Mythology and Dreams

Mythology and Dreams


In the disciplines of anthropology and history of religion, mythology refers to the narrative formulation of a traditional society’s worldview and values. Myths often relate fantastic encounters with gods and spiritual powers that are visionary and “dreamlike.”

The dominant contemporary view of the connection between dreams and myths was advanced by depth psychology, particularly the school of thought initiated by Carl Jung. Jungian psychology examines mythology for the light it throws on psychological processes. Jung theorized that myths were manifestations of the collective unconscious, a part of the mind that acts as a storehouse of myths and symbols to which all human beings have access, and which Jung viewed as the ultimate source of every society’s mythology. Jung found that the dreams of his patients frequently contained images with which they were completely unfamiliar but which seemed to reflect symbols that could be found somewhere in the mythological systems of world culture. The notion of the collective unconscious was used to explain this phenomenon, and Jung called such dreams “grand dreams.”
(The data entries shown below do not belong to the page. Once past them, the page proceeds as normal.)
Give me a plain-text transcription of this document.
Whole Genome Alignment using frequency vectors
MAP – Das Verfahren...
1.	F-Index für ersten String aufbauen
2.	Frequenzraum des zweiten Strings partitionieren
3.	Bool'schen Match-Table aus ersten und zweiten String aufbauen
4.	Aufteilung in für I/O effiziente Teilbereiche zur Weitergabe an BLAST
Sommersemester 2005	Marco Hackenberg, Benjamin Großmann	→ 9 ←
The “mythological motifs” or archetypes that manifest in such dreams take the familiar forms of gods, goddesses, heroes, or mythological beasts or dragons. They tend to occur during periods of great transition in a dreamer’s life—during puberty, approaching middle or old age, or menopause, or frequently during periods of chaos or distress. In essence, the dreamer is embarking on a quest—seeking a peaceful resolution within her dreamscape amidst the upheaval of her waking life.